Even these 75 breeding pairs are not secure since the Idaho and Montana
state wolf management plans allow for killing of wolves, including a
majority of the wolves in Idaho.
Schlickeisen said, "If allowed to stand, this rule would mean that the
Northern Rockies wolf population could be slashed by as much as two-thirds,
placing approximately 1,000 of the region’s roughly 1,450 wolves in peril.
This is a loss from which they most likely would be unable to recover."

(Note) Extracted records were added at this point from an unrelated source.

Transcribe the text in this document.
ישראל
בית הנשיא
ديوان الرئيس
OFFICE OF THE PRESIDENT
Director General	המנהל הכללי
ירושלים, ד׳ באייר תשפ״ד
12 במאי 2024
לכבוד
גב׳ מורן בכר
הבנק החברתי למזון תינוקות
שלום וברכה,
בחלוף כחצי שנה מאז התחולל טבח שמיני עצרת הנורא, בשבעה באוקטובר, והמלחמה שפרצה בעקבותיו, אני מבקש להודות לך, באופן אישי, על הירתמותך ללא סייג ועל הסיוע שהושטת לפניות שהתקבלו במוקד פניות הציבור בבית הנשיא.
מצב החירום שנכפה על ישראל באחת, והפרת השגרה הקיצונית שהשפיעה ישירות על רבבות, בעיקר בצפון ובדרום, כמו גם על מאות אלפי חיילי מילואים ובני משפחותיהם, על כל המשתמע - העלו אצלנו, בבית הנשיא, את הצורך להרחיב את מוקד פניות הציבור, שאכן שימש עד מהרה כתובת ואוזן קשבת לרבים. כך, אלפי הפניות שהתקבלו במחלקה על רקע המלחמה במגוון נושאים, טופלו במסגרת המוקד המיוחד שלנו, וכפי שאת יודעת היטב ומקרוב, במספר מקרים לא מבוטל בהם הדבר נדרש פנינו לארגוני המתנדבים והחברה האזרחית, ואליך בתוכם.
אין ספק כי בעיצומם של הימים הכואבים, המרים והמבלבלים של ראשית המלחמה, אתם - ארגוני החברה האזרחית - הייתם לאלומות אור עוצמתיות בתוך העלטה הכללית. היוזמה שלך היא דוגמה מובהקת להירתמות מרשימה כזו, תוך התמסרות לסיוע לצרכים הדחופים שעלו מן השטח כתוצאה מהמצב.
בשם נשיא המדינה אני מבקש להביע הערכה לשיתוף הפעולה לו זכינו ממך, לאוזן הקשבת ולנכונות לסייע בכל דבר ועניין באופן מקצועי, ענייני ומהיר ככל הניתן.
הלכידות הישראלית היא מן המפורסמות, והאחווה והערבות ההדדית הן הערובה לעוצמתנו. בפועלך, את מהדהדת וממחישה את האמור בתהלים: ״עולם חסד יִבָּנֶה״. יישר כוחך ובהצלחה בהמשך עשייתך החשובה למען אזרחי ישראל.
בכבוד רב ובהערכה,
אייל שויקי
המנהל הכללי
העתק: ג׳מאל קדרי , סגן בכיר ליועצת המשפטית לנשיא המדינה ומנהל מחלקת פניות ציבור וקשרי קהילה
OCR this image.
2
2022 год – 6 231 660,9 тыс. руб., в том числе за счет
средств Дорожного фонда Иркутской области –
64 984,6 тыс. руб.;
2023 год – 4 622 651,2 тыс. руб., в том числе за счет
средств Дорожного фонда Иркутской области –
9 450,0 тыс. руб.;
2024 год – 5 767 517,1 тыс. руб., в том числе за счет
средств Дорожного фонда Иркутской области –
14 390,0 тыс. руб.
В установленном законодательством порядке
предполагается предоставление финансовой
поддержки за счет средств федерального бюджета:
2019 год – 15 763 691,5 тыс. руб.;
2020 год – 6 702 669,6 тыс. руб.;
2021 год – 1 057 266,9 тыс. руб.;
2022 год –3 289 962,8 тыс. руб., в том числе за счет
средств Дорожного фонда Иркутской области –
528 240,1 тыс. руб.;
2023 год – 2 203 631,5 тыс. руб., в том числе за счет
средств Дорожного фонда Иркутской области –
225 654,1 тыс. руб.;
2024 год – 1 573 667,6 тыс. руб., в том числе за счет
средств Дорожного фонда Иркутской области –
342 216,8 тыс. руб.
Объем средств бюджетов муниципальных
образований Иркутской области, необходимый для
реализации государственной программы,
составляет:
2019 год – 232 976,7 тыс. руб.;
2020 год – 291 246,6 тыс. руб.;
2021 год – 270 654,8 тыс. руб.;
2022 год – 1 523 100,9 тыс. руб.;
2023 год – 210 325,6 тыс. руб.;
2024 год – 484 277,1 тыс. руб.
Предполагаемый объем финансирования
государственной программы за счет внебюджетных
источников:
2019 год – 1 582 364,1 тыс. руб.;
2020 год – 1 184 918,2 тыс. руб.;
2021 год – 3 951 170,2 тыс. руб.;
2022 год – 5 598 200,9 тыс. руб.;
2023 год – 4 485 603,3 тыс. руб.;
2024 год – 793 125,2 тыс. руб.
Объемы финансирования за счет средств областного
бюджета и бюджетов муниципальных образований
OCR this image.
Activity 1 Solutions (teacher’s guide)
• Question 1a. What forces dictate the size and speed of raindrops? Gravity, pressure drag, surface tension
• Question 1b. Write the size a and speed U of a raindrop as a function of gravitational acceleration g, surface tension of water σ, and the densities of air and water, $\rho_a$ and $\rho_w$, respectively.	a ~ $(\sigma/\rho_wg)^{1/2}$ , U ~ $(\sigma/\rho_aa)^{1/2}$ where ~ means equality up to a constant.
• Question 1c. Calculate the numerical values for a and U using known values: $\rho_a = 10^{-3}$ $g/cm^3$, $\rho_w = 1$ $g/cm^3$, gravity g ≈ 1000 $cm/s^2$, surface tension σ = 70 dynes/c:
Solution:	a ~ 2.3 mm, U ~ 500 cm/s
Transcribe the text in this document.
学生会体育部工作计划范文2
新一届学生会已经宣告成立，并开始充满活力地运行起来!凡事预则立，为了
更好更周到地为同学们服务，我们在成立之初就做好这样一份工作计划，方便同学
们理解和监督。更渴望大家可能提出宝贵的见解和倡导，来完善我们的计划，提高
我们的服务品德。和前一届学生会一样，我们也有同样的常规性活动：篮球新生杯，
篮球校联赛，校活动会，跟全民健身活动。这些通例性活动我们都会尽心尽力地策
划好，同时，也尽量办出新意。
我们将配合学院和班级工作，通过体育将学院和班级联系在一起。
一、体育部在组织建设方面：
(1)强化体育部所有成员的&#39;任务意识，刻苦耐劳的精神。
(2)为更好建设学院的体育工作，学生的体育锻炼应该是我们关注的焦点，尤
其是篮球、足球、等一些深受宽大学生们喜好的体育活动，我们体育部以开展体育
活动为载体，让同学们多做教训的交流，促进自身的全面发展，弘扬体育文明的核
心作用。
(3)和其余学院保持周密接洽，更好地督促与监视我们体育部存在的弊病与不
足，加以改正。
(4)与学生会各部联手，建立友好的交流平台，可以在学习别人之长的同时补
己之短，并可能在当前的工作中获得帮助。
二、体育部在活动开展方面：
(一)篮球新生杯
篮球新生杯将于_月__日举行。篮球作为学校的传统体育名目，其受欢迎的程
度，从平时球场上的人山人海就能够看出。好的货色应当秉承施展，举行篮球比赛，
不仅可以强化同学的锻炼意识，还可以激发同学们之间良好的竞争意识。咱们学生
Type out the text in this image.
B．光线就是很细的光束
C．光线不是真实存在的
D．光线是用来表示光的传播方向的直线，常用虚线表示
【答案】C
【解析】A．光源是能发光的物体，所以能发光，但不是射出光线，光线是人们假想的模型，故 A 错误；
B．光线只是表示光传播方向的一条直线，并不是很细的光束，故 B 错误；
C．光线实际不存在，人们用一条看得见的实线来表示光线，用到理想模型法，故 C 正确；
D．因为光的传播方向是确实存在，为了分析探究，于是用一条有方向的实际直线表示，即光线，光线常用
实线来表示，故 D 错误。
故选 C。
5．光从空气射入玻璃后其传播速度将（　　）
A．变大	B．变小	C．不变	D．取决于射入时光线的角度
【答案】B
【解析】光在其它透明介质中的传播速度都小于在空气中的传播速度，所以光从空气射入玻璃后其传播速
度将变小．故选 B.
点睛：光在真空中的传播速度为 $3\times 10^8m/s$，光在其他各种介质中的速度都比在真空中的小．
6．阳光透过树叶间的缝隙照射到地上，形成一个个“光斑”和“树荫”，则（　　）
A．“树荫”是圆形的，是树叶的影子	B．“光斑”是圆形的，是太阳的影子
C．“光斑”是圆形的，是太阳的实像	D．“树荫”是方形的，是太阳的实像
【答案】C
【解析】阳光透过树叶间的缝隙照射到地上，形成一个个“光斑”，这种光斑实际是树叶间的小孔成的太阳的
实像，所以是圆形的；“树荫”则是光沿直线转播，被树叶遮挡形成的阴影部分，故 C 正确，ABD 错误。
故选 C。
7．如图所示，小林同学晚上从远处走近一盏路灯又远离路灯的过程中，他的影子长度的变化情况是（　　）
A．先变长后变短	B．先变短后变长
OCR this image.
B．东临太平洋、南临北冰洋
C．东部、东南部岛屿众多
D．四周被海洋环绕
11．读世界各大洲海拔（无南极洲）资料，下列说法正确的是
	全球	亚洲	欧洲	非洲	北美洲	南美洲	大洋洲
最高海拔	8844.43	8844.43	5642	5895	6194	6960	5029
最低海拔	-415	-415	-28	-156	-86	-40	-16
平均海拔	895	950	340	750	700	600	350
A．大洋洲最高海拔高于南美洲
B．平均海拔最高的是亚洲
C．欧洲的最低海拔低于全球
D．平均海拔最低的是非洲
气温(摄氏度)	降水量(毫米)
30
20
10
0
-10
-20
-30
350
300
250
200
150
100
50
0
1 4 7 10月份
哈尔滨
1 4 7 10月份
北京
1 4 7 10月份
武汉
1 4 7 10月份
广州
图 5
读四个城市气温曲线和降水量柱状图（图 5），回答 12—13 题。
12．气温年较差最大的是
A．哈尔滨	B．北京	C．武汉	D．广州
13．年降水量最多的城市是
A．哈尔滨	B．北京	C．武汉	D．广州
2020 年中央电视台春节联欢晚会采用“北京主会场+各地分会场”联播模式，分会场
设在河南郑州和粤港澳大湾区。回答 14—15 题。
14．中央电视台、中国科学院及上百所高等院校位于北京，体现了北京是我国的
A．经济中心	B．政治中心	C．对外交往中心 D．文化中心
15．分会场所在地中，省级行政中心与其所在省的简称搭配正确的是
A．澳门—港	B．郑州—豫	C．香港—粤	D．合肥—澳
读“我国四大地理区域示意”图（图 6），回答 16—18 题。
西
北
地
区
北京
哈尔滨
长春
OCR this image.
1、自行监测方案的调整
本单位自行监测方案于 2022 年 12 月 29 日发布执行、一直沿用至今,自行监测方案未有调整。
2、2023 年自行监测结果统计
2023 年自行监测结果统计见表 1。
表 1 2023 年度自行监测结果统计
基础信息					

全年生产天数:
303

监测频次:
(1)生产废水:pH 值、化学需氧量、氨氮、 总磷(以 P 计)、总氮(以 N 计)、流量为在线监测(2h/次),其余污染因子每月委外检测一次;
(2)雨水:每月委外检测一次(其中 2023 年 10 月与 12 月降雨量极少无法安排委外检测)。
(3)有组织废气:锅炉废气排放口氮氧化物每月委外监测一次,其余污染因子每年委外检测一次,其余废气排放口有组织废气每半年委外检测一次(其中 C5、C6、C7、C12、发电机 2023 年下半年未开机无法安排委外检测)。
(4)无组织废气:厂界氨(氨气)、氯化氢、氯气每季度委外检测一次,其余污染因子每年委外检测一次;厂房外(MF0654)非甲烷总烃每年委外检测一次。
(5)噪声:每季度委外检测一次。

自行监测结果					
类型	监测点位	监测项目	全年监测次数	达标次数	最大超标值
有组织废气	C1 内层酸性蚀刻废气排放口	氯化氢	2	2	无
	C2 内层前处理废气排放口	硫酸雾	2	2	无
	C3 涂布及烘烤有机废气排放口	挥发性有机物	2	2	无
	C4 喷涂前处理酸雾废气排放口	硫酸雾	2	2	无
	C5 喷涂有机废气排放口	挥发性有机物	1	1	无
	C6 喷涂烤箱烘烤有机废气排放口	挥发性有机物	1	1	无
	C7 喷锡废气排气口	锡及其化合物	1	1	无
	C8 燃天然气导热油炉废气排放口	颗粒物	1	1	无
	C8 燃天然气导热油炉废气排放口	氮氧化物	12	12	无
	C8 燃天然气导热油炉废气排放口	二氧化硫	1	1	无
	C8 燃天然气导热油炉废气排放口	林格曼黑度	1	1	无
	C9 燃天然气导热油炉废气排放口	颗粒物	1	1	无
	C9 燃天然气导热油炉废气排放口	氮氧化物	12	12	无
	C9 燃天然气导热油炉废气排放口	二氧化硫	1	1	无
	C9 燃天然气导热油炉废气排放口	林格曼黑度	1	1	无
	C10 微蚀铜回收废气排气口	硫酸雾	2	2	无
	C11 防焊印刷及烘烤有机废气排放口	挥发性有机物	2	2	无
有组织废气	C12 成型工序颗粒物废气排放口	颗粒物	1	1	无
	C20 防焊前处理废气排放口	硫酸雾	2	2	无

The Fish and Wildlife Service and its predecessor agency were responsible
for the extermination of wolves throughout much of the 20th century on
behalf of the livestock industry.
Gray wolves survived in small numbers in the upper Midwest and expanded
under the protections of the 1973 Endangered Species Act. Wolves began
recolonizing northern Montana and Idaho on their own in the 1980s, and
numbers grew significantly after the 1995 and 1996 reintroduction of wolves
to Yellowstone National Park and central Idaho.
Under an exception to the Endangered Species Act, Fish and Wildlife Service
actions have resulted in the federal killing on behalf of the livestock
industry of 931 wolves in the northern Rocky Mountains and at least 1,951
wolves in the Great Lakes region from 1996 through 2008.